Heeding the Crocodiles
Monday, October 27, 2008
  Reading Is Fundamental
One of the sections of Coming Up For Air with which I could identify was about Bowling's time being stationed on the coast of England and assigned to guard essentially nothing. During that time of idleness he discovers books, and has the time for uninterrupted, concentrated, reading.

There were times during my deployments in the service that all I really had to do during downtimes was to read, and I did. Unfortunately, it wasn't a time like Bowling's, as I had actual duties to perform, but when one is in the field and there's nothing to do after one's 12-16-hour workday, and there's no access to beer, reading was for me the only activity. Provided, of course, that I wasn't out in the field with the MPs or grunts, in which case reading was difficult to impossible because of the requirements of "light discipline" (not discipline with a light touch, but discipline in the use of light).

It was when I went to work for my family that I got a lot of reading in. This was because, whenever I was not assigned to work which required me to move between several different places, or the work was unsupervised, I would go hide and read. I'm not proud of it, but it's the truth. Now years have passed, so my shame is mixed with some amusement at the irony of having used those hours of assiduously avoided labor to read The Fountainhead and Atlas Shrugged and listen to right-wing talk radio with its praise of the value of salt-of-the-earth disciplined hard work.

But leaving my hypocrisy aside, there was something magical about those hours. Unlike Bowling, I read under the threat of discovery all of the time. And paradoxically that made me concentrate more, I think, on what I was reading than less. If I felt I might have an hour without interruption, I would read as if reading itself were a criminal enterprise, concentrating as if I were trying to hear the tumblers on a bank safe I was trying to crack. It's too bad that I used many of those hours on Ayn Rand, but I was in my mid-twenties, so I beg forgiveness. Rush Limbaugh did me more good on balance than Rand probably did-though reading Rand was important in that it gave me a picture of libertarian utopia, so it helped to temper my temperament, especially once I began to understand modern (American) conservative thought.

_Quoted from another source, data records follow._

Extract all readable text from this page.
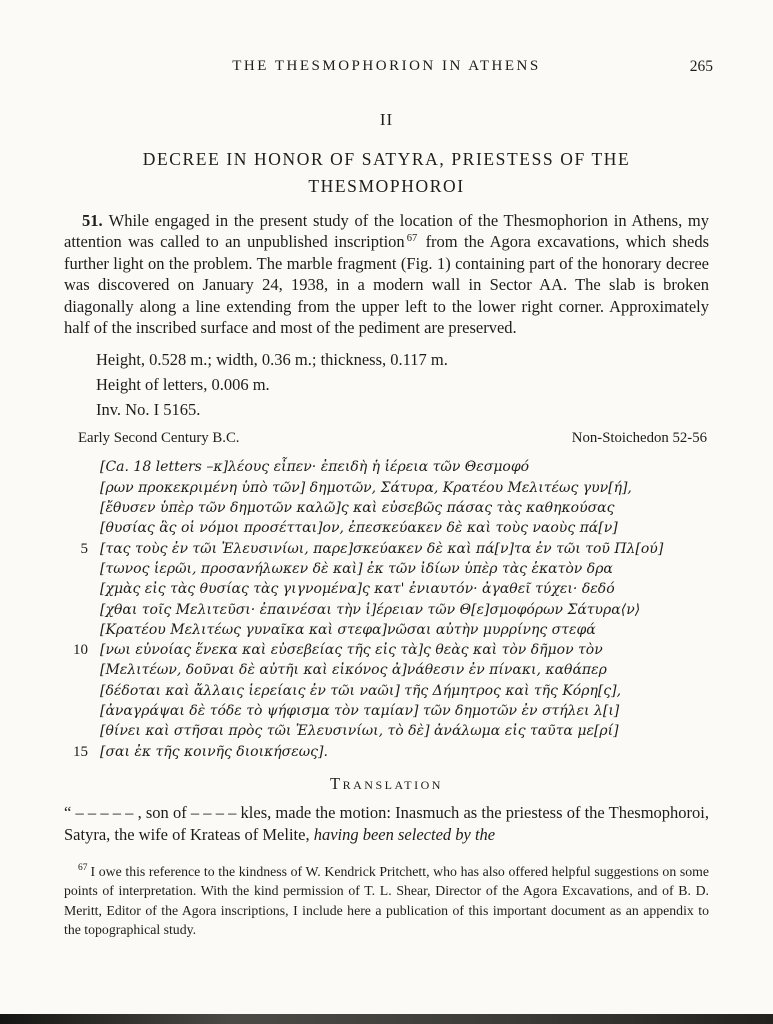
THE THESMOPHORION IN ATHENS	265
II
DECREE IN HONOR OF SATYRA, PRIESTESS OF THE
THESMOPHOROI

51. While engaged in the present study of the location of the Thesmophorion in Athens, my attention was called to an unpublished inscription $^{67}$ from the Agora excavations, which sheds further light on the problem. The marble fragment (Fig. 1) containing part of the honorary decree was discovered on January 24, 1938, in a modern wall in Sector AA. The slab is broken diagonally along a line extending from the upper left to the lower right corner. Approximately half of the inscribed surface and most of the pediment are preserved.

Height, 0.528 m.; width, 0.36 m.; thickness, 0.117 m.
Height of letters, 0.006 m.
Inv. No. I 5165.
Early Second Century B.C.	Non-Stoichedon 52-56
[Ca. 18 letters –κ]λέους εἶπεν· ἐπειδὴ ἡ ἱέρεια τῶν Θεσμοφό
[ρων προκεκριμένη ὑπὸ τῶν] δημοτῶν, Σάτυρα, Κρατέου Μελιτέως γυν[ή],
[ἔθυσεν ὑπὲρ τῶν δημοτῶν καλῶ]ς καὶ εὐσεβῶς πάσας τὰς καθηκούσας
[θυσίας ἃς οἱ νόμοι προσέτται]ον, ἐπεσκεύακεν δὲ καὶ τοὺς ναοὺς πά[ν]
5 [τας τοὺς ἐν τῶι Ἐλευσινίωι, παρε]σκεύακεν δὲ καὶ πά[ν]τα ἐν τῶι τοῦ Πλ[ού]
[τωνος ἱερῶι, προσανήλωκεν δὲ καὶ] ἐκ τῶν ἰδίων ὑπὲρ τὰς ἑκατὸν δρα
[χμὰς εἰς τὰς θυσίας τὰς γιγνομένα]ς κατ' ἐνιαυτόν· ἀγαθεῖ τύχει· δεδό
[χθαι τοῖς Μελιτεῦσι· ἐπαινέσαι τὴν ἱ]έρειαν τῶν Θ[ε]σμοφόρων Σάτυρα⟨ν⟩
[Κρατέου Μελιτέως γυναῖκα καὶ στεφα]νῶσαι αὐτὴν μυρρίνης στεφά
10 [νωι εὐνοίας ἕνεκα καὶ εὐσεβείας τῆς εἰς τὰ]ς θεὰς καὶ τὸν δῆμον τὸν
[Μελιτέων, δοῦναι δὲ αὐτῆι καὶ εἰκόνος ἀ]νάθεσιν ἐν πίνακι, καθάπερ
[δέδοται καὶ ἄλλαις ἱερείαις ἐν τῶι ναῶι] τῆς Δήμητρος καὶ τῆς Κόρη[ς],
[ἀναγράψαι δὲ τόδε τὸ ψήφισμα τὸν ταμίαν] τῶν δημοτῶν ἐν στήλει λ[ι]
[θίνει καὶ στῆσαι πρὸς τῶι Ἐλευσινίωι, τὸ δὲ] ἀνάλωμα εἰς ταῦτα με[ρί]
15 [σαι ἐκ τῆς κοινῆς διοικήσεως].
Translation

“ – – – – – , son of – – – – kles, made the motion: Inasmuch as the priestess of the Thesmophoroi, Satyra, the wife of Krateas of Melite, having been selected by the

$^{67}$ I owe this reference to the kindness of W. Kendrick Pritchett, who has also offered helpful suggestions on some points of interpretation. With the kind permission of T. L. Shear, Director of the Agora Excavations, and of B. D. Meritt, Editor of the Agora inscriptions, I include here a publication of this important document as an appendix to the topographical study.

I wish I could say that I used those hours to read the greeks, plus Hayek, Burke, Chesterton, Friedman, and the rest, but I didn't. Instead I read biographies of people like Churchill and MacArthur, along with quite a few novels. My thinking has been shaped much more by reading those who have read the "primary sources", rather than by having read those sources myself. This has been more useful to me than having read the primary sources, as a) it would've taken me so much longer to build up a familiarity with the ideas of Hayek, et al, if I had read them on my own; and more painfully b) I really doubt that on my own I would have understood their arguments and the importance and implications of them. Can I personally get more out of reading Hayek than reading Sowell on Hayek? Probably not, but I will eventually give The Road To Serfdom a try, since I own it and I'd like to be able to say I read it-along with Das Kapital. At first blush reading them after reading so much analysis of them strikes me as cheating, but upon reflection I realize that I'm simply taking the equivalent of a very protracted (and, I hope, good) college class in political philosophy and economics for the innumerate.

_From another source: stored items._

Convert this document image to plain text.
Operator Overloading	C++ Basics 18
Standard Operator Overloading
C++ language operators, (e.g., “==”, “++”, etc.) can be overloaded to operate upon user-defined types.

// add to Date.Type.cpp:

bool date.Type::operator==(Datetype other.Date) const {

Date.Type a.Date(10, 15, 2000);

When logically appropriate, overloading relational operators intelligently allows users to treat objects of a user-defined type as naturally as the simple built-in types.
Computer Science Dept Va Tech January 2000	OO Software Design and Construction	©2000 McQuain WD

That is one of the prices paid by the auto-didact. A formal education on these topics would have saved me time in that I could have (or not) crammed much of the information I've picked up over the years into a semester or two (which is the point of college, generally speaking). But it wouldn't have done this for me, and that's why I did not graduate from college. Now I think I could keep up, as it interests me, but I can't say that the seventeen-year-old version of me could. I'm not smart enough to really learn something if I'm not interested in it (and even then it's dodgy). When I went to college I was a vocal music major, then after a semester I was a political science major, but the latter was all on paper. It sounded better to me than being a sociology or english major-and with less reading than the english major required. After a semester during which I went to about a week of classes as the start of the semester and then no more, I was asked not to return. The big problem was that I didn't want to do any work, so I didn't go to class. The ostrich method of college was my technique, and it worked: soon I didn't have to go to college at all.

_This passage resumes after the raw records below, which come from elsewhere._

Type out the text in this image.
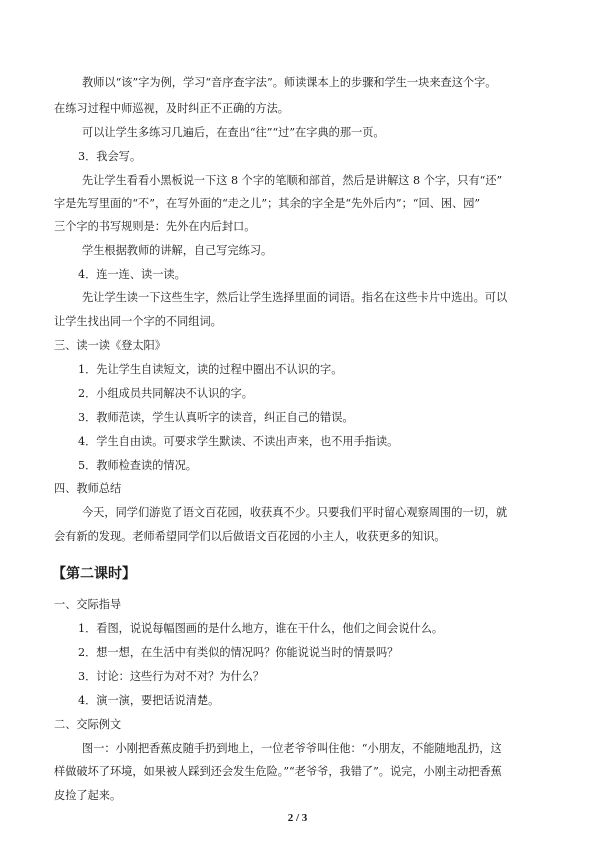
教师以“该”字为例，学习“音序查字法”。师读课本上的步骤和学生一块来查这个字。
在练习过程中师巡视，及时纠正不正确的方法。
可以让学生多练习几遍后，在查出“往”“过”在字典的那一页。
3．我会写。
先让学生看看小黑板说一下这 8 个字的笔顺和部首，然后是讲解这 8 个字，只有“还”
字是先写里面的“不”，在写外面的“走之儿”；其余的字全是“先外后内”；“回、困、园”
三个字的书写规则是：先外在内后封口。
学生根据教师的讲解，自己写完练习。
4．连一连、读一读。
先让学生读一下这些生字，然后让学生选择里面的词语。指名在这些卡片中选出。可以
让学生找出同一个字的不同组词。
三、读一读《登太阳》
1．先让学生自读短文，读的过程中圈出不认识的字。
2．小组成员共同解决不认识的字。
3．教师范读，学生认真听字的读音，纠正自己的错误。
4．学生自由读。可要求学生默读、不读出声来，也不用手指读。
5．教师检查读的情况。
四、教师总结
今天，同学们游览了语文百花园，收获真不少。只要我们平时留心观察周围的一切，就
会有新的发现。老师希望同学们以后做语文百花园的小主人，收获更多的知识。
【第二课时】
一、交际指导
1．看图，说说每幅图画的是什么地方，谁在干什么，他们之间会说什么。
2．想一想，在生活中有类似的情况吗？你能说说当时的情景吗？
3．讨论：这些行为对不对？为什么？
4．演一演，要把话说清楚。
二、交际例文
图一：小刚把香蕉皮随手扔到地上，一位老爷爷叫住他：“小朋友，不能随地乱扔，这
样做破坏了环境，如果被人踩到还会发生危险。”“老爷爷，我错了”。说完，小刚主动把香蕉
皮捡了起来。
2 / 3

After that came time working for the family business (dreadful), a tour in the USMC (pretty good), more time working for the family business (soul killing, except for the reading), and then a move and change of career (pretty good). Things are so much better now than in my "young Bowling days", but I wish sometimes that I could have back those hours of focus. Though I realize (since I'm conservative) that life changes and some things do not come back.
 
Comments:
It's at least something that you neither received a miseducation nor wasted four or five years on just barely scraping out an empty degree. Now there's even a new hazard; if you were 17 now, do you think you'd have snuck away to read, or to play games on a PSP?

At 17 I would walk a mile and a half to the library so I could read fantasy books my mother feared and forbade me to check out and political and news magazines I couldn't afford to subscribe to. I didn't have a video game system and the family computer was a feeble 8088; I'm pretty sure I would have only played games if I could have.

The single best step in educating a young man now might be to send him to live in an unpowered cabin in the woods from 12 to 25.